Health | Opinion

Regina Brave: Starchy foods and alcohol are killing our people





The following is the opinion of Regina Brave. All content © Native Sun News


Oglala Sioux President Bryan Brewer confronts Nebraska Law Enforcement just prior to being arrested at a protest over the sale of liquor in Whiteclay in June 2013. Photo from Native Sun News

Starchy foods plus alcohol are killing the Lakotah
By Regina Brave

Before proceeding with the Party Platform for Change, it seems appropriate we stop and examine in depth another of the more virulent by-products of the ubiquitous sense of powerlessness and despair induced by U.S. colonialism among the Lakotah.

Alcoholism is a devastating disease unknown to our ancestors. Alcohol now pervades every nook, cranny and dimension of our society. We will look at alcoholism because of all the maladies we are afflicted with, it demonstrates how two aspects of colonization, mental and physical, interact in their impact upon many of the colonized as individuals and how this serves to destroy our families, our communities and, ultimately, our tribe as a whole.

It is a bitter fact that alcoholism is rampant on Pine Ridge. There are no communities and very few homes in which alcohol is not a problem. More deaths on highways, from exposure, more cases of child abuse, domestic violence and more cases of dereliction of basic human decency are caused by alcohol than all other reasons combined. Money which is desperately needed to offset malnutrition and other horrible conditions, especially among children, goes to drinking alcohol day in and day out.

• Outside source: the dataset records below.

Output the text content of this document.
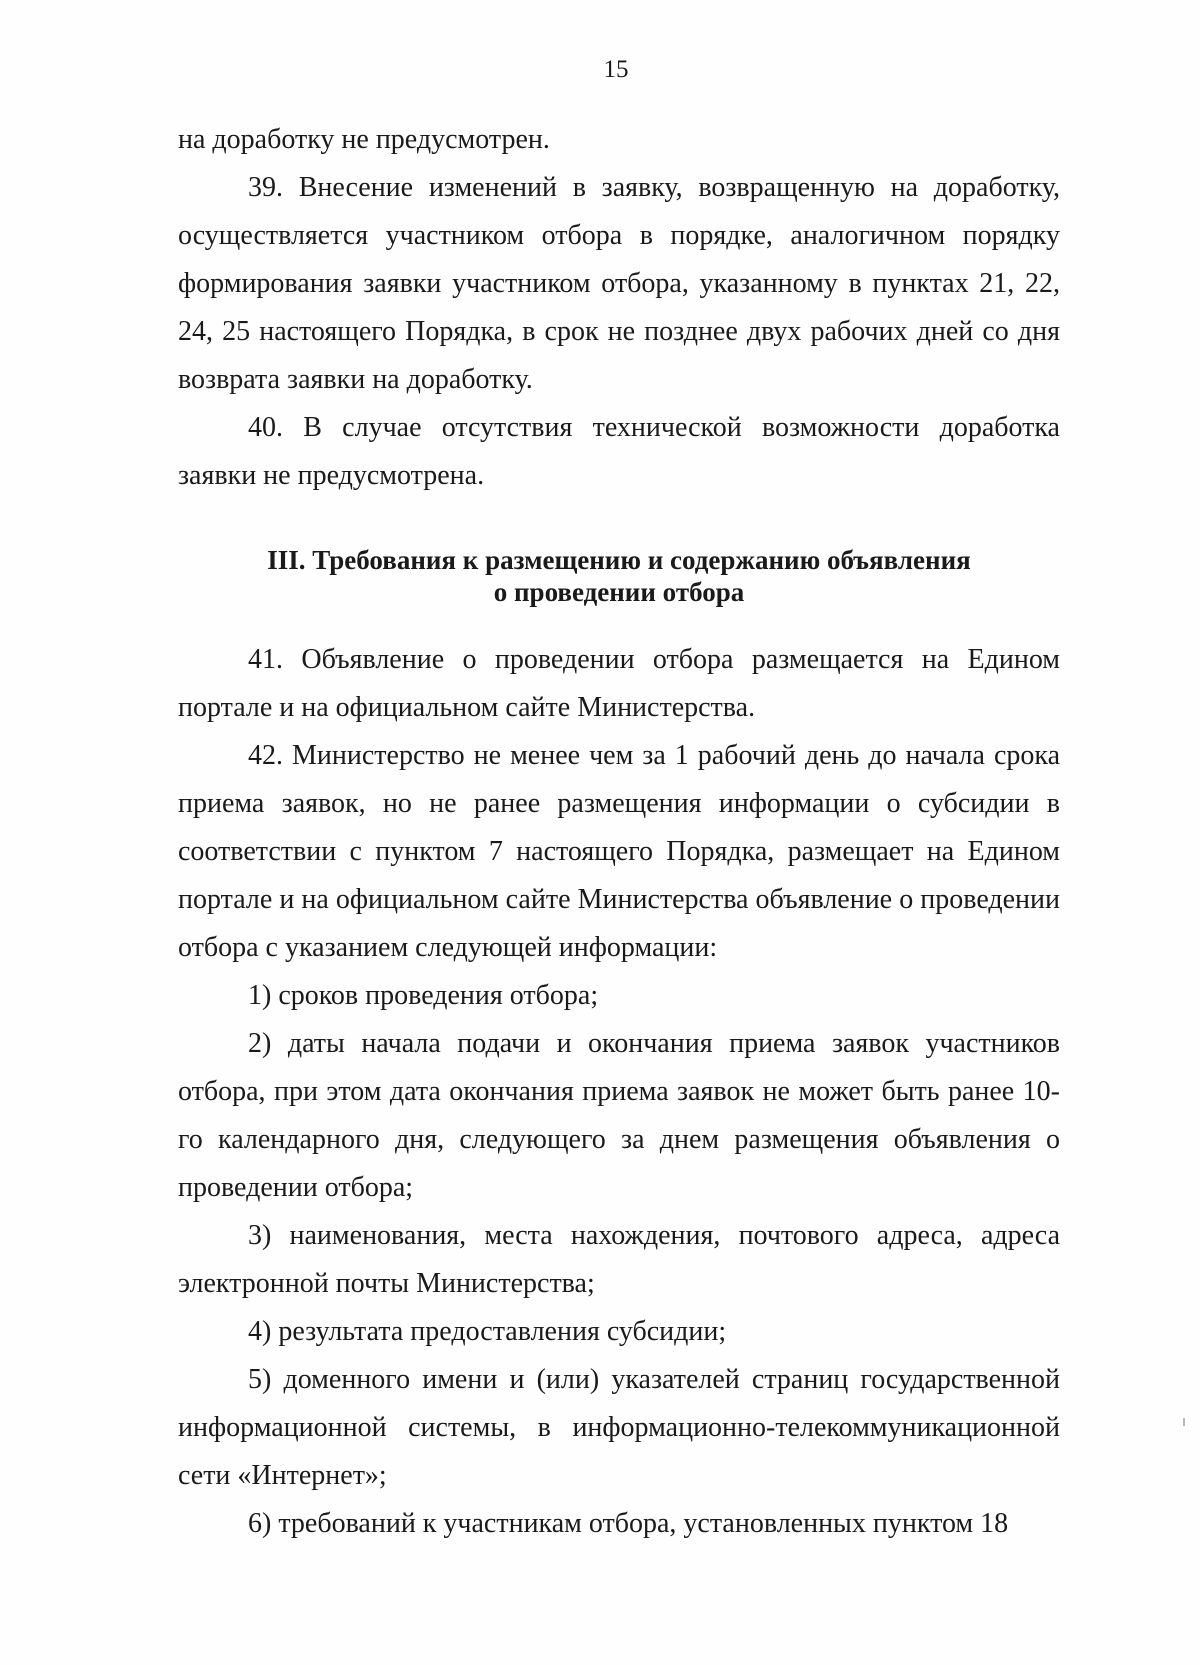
15

на доработку не предусмотрен.

39. Внесение изменений в заявку, возвращенную на доработку, осуществляется участником отбора в порядке, аналогичном порядку формирования заявки участником отбора, указанному в пунктах 21, 22, 24, 25 настоящего Порядка, в срок не позднее двух рабочих дней со дня возврата заявки на доработку.

40. В случае отсутствия технической возможности доработка заявки не предусмотрена.

III. Требования к размещению и содержанию объявления
о проведении отбора

41. Объявление о проведении отбора размещается на Едином портале и на официальном сайте Министерства.

42. Министерство не менее чем за 1 рабочий день до начала срока приема заявок, но не ранее размещения информации о субсидии в соответствии с пунктом 7 настоящего Порядка, размещает на Едином портале и на официальном сайте Министерства объявление о проведении отбора с указанием следующей информации:

1) сроков проведения отбора;

2) даты начала подачи и окончания приема заявок участников отбора, при этом дата окончания приема заявок не может быть ранее 10-го календарного дня, следующего за днем размещения объявления о проведении отбора;

3) наименования, места нахождения, почтового адреса, адреса электронной почты Министерства;

4) результата предоставления субсидии;

5) доменного имени и (или) указателей страниц государственной информационной системы, в информационно-телекоммуникационной сети «Интернет»;

6) требований к участникам отбора, установленных пунктом 18
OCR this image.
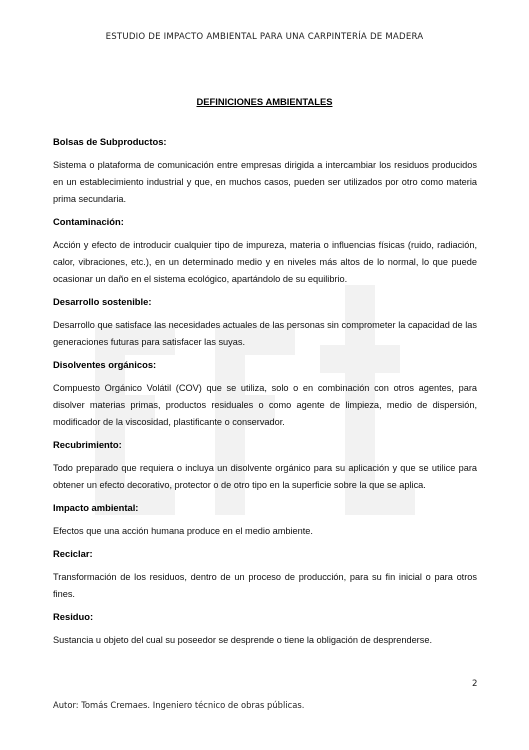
ESTUDIO DE IMPACTO AMBIENTAL PARA UNA CARPINTERÍA DE MADERA
DEFINICIONES AMBIENTALES

Bolsas de Subproductos:

Sistema o plataforma de comunicación entre empresas dirigida a intercambiar los residuos producidos en un establecimiento industrial y que, en muchos casos, pueden ser utilizados por otro como materia prima secundaria.

Contaminación:

Acción y efecto de introducir cualquier tipo de impureza, materia o influencias físicas (ruido, radiación, calor, vibraciones, etc.), en un determinado medio y en niveles más altos de lo normal, lo que puede ocasionar un daño en el sistema ecológico, apartándolo de su equilibrio.

Desarrollo sostenible:

Desarrollo que satisface las necesidades actuales de las personas sin comprometer la capacidad de las generaciones futuras para satisfacer las suyas.

Disolventes orgánicos:

Compuesto Orgánico Volátil (COV) que se utiliza, solo o en combinación con otros agentes, para disolver materias primas, productos residuales o como agente de limpieza, medio de dispersión, modificador de la viscosidad, plastificante o conservador.

Recubrimiento:

Todo preparado que requiera o incluya un disolvente orgánico para su aplicación y que se utilice para obtener un efecto decorativo, protector o de otro tipo en la superficie sobre la que se aplica.

Impacto ambiental:

Efectos que una acción humana produce en el medio ambiente.

Reciclar:

Transformación de los residuos, dentro de un proceso de producción, para su fin inicial o para otros fines.

Residuo:

Sustancia u objeto del cual su poseedor se desprende o tiene la obligación de desprenderse.

2
Autor: Tomás Cremaes. Ingeniero técnico de obras públicas.
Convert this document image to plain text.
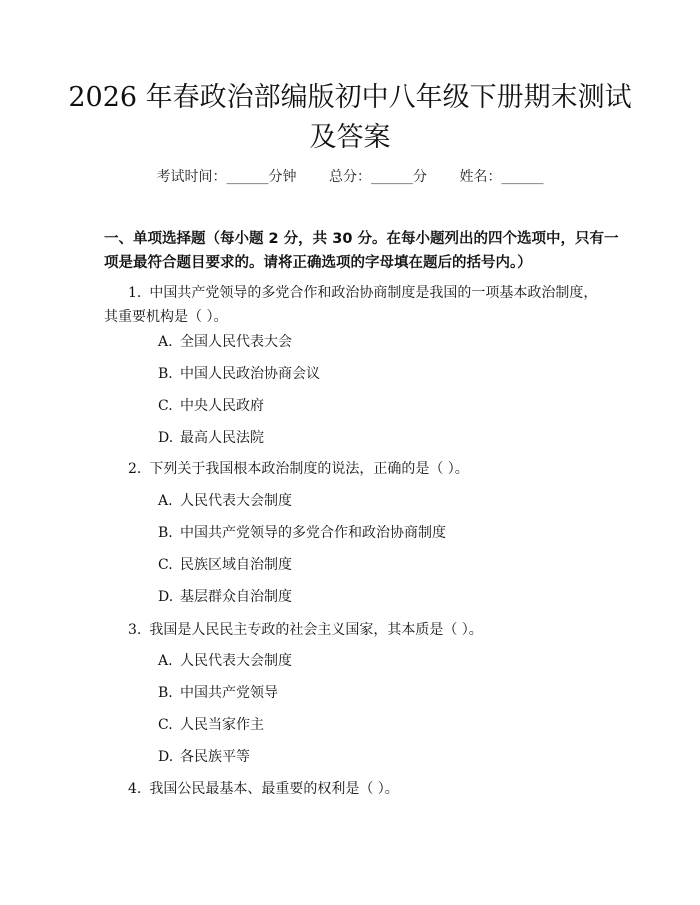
2026 年春政治部编版初中八年级下册期末测试及答案
考试时间：______分钟 总分：______分 姓名：______
一、单项选择题（每小题 2 分，共 30 分。在每小题列出的四个选项中，只有一项是最符合题目要求的。请将正确选项的字母填在题后的括号内。）
1. 中国共产党领导的多党合作和政治协商制度是我国的一项基本政治制度，
其重要机构是（ ）。
A. 全国人民代表大会
B. 中国人民政治协商会议
C. 中央人民政府
D. 最高人民法院
2. 下列关于我国根本政治制度的说法，正确的是（ ）。
A. 人民代表大会制度
B. 中国共产党领导的多党合作和政治协商制度
C. 民族区域自治制度
D. 基层群众自治制度
3. 我国是人民民主专政的社会主义国家，其本质是（ ）。
A. 人民代表大会制度
B. 中国共产党领导
C. 人民当家作主
D. 各民族平等
4. 我国公民最基本、最重要的权利是（ ）。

Psychologically, this is in large part and understandable situation. People who feel powerless to affect their lives and living conditions, who find such feelings reinforced at every turn lose hope, resulting in ways to escape the realities. Alcohol, which is always available in off-reservation towns like Scenic, South Dakota and White Clay, Nebraska offers a way to escape through sheer oblivion. It works so well that it has become a potential moneymaker on the reservation and there are those who advocate the Pine Ridge be opened up to liquor sales.

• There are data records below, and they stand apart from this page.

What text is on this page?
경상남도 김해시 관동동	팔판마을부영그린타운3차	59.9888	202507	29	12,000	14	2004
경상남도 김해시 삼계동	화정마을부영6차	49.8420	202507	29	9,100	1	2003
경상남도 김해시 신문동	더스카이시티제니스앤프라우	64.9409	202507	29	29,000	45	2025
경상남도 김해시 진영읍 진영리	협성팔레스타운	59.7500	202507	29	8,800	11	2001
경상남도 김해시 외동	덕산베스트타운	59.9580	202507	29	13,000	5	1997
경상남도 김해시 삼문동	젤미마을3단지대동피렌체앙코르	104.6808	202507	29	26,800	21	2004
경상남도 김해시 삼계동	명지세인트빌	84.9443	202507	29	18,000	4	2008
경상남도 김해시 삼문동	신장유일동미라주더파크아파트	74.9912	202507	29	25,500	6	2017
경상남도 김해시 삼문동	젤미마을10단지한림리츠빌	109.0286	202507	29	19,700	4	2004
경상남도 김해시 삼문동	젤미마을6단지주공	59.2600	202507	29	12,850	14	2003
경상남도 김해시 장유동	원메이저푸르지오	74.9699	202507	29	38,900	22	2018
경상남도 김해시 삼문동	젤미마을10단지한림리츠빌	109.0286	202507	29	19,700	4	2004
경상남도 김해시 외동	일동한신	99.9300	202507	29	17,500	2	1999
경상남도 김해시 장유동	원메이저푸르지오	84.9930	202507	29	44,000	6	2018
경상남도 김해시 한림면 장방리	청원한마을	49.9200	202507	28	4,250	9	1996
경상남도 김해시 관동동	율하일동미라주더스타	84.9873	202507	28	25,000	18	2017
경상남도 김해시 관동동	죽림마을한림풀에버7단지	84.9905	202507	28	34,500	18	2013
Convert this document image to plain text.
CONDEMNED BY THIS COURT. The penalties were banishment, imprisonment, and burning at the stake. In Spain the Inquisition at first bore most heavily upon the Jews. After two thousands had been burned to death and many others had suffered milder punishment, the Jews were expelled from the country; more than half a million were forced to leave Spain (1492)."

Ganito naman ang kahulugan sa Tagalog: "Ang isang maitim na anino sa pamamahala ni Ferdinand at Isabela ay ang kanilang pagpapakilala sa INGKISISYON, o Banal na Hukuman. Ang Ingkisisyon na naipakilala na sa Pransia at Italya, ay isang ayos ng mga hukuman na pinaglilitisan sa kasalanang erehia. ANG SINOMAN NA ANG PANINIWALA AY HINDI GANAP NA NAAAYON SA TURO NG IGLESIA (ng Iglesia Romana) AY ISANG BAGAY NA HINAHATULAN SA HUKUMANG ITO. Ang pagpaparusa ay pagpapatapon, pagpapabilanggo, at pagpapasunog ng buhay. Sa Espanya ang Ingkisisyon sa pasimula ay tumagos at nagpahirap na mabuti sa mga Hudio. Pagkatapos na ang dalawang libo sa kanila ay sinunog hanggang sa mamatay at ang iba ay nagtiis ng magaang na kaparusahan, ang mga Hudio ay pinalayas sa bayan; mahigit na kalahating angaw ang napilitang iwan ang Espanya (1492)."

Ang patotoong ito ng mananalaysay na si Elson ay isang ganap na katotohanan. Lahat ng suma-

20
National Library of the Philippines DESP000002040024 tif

In any event, the psychological motivation to drink alcohol created by colonial domination is more than sufficient to provide the basis for chronic alcoholism on the reservation. That in itself would warrant serious concern and action on the part of elders, groups and communities committed to the well-being of the Lakotah people.

There is more to the problem than just psychology. With the Lakotah, there is also a problem feeding the mental compulsion to drink with a more tangible physical craving. This has nothing to do with genetics, a supposedly innate “Indian” disposition towards alcoholism, but with day-to-day reality of another sort: The very food we are forced to eat.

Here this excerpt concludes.